With painful or intractable issues that come up a facilitator or mediator can be asked for by a member to facilitate or host a restorative circle with the people who are felt to be involved with these issues.   Whether being affected by or affecting other people, this can be asked for. Even if noticed by people outside a group this can be asked for if an outbreak of trouble has taken over the airways, anyone in the community can ask for a restorative circle.  Called “members of a conflict community”, “    - -


By practice, 

“In asking for a ‘restorative circle’, interviews follow. The facilitator will want to understand what is the trouble, what happened, how do people feel about it, what does it mean to people, and if they are willing to sit down with others, find who else needs to be in that circle. This is part one of the circles and it is called the ‘pre-circle’.  The facilitator addresses with the person who is asking for this circle what the issues are. That the facilitator and the requestor can understand if possible how the process works and what the issue seems to be. Then the requestor names other people who ought to be present when the circle is held. Who else is involved or did what. 

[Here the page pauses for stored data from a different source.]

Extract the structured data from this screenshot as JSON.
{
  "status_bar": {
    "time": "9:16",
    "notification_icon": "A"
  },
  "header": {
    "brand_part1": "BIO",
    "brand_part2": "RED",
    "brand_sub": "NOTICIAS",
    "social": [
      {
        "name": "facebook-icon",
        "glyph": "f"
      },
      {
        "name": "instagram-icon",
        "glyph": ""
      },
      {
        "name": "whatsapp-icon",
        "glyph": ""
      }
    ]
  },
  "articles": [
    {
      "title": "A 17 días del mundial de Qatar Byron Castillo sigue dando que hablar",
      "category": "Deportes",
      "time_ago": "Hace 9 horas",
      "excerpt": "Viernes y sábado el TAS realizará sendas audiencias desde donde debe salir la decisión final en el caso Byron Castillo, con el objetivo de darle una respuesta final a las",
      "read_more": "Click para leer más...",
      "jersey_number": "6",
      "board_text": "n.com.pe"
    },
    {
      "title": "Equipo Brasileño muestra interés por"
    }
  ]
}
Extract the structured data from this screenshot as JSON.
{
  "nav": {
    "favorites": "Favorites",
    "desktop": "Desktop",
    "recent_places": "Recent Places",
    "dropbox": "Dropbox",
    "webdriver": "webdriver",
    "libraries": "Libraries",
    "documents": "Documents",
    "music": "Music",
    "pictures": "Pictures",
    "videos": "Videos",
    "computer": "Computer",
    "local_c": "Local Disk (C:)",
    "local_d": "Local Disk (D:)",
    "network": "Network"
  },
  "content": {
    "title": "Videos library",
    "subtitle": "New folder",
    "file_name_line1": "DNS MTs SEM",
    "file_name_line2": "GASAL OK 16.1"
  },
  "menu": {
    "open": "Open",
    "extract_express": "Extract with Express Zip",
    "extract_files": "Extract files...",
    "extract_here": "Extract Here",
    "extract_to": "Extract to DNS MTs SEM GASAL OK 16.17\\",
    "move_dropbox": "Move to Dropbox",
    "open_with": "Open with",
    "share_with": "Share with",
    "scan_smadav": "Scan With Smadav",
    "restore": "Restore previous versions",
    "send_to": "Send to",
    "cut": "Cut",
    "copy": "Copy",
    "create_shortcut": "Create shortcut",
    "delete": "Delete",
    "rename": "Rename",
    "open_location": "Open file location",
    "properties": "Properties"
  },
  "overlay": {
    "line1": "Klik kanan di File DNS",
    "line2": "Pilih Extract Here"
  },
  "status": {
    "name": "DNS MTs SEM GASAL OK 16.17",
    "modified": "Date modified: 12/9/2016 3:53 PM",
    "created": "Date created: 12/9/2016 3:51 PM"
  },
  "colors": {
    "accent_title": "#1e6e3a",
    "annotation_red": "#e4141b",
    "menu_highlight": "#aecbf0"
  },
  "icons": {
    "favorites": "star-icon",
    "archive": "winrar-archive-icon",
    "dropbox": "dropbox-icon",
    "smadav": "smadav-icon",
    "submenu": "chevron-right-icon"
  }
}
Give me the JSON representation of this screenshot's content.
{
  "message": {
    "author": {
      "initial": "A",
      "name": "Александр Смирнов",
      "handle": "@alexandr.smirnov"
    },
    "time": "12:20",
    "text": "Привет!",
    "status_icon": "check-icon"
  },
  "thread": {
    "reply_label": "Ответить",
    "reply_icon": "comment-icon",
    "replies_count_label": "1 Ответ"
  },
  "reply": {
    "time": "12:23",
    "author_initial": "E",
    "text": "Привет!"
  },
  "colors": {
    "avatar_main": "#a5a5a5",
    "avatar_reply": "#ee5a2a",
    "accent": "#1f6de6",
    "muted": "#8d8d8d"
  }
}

The list is then made, and the facilitator then is going to ‘pre-circle’ each person who are willing to respond. ‘Pre-circles may be on the phone or in person. 5 minutes or 20 minutes, but a deeper understanding for each individual on the pre-circle list is obtainable with these conversations, with a willingness to attend to the circle.


After the ‘pre-circle' a date is set for everyone to come together. This all takes time and is not needed when there are other ways of recourse. However it can happen.


Something that is key to restorative justice circles is that after a person has interviewed a number of persons about different points of view of something that has happened, some injustice that has occurred, it is important to have another facilitator, different from the facilitator who gathered the pre-circle interviews, to turn to for help in co-facilitation to leave circles facilitated in an ‘omni-directional’ facilitation. To be there on behalf of everyone so that everyone has help is expressing their needs and fully get them met. 


When a group agrees to come together, there are a lot of issues that are embraced in the restorative circles model and one of them has to do with “financial co-responsibility”. What is the cost of people even being able to show up and attend a circle. How do we help each other to show up, financially or logistically.  This becomes an important part of the formal restorative circles.  


When we have done our best to attend to what is needed, including the facilitators,  to be comfortable to be able to sit together for a few hours, When the group is seated the facilitators describing to each person begins.  There are three basic sections to the circle, the first is a question, “What do you want known by whom in this room about how you feel right now about what happened, about the problem we are here to address?” this is called ‘the meaning round’. Anyone can speak. 


Second Question is, “What do you want to be known in the group as feeling or meaning about what was true for you was happening at the time it was happening. This becomes key for the facilitator to help with the intended statement of meaning to reach the other person and a sharing back what was heard, but also so that the whole group will understand. 


What might we offer, suggest or request of one another that we might do or could happen in a given amount of time so that this kind of problem might not come up again?  Very often this third question is what causes the process to go to another session because there is quite a bit to be worked out in resolve. 


Restorative Circles is not a conflict resolution process, it is a conflict understanding process. It is an opportunity to understand one another, how we deal with conflict, and also how we can change the way that we experience and proceed through issues that might trouble us in our communities.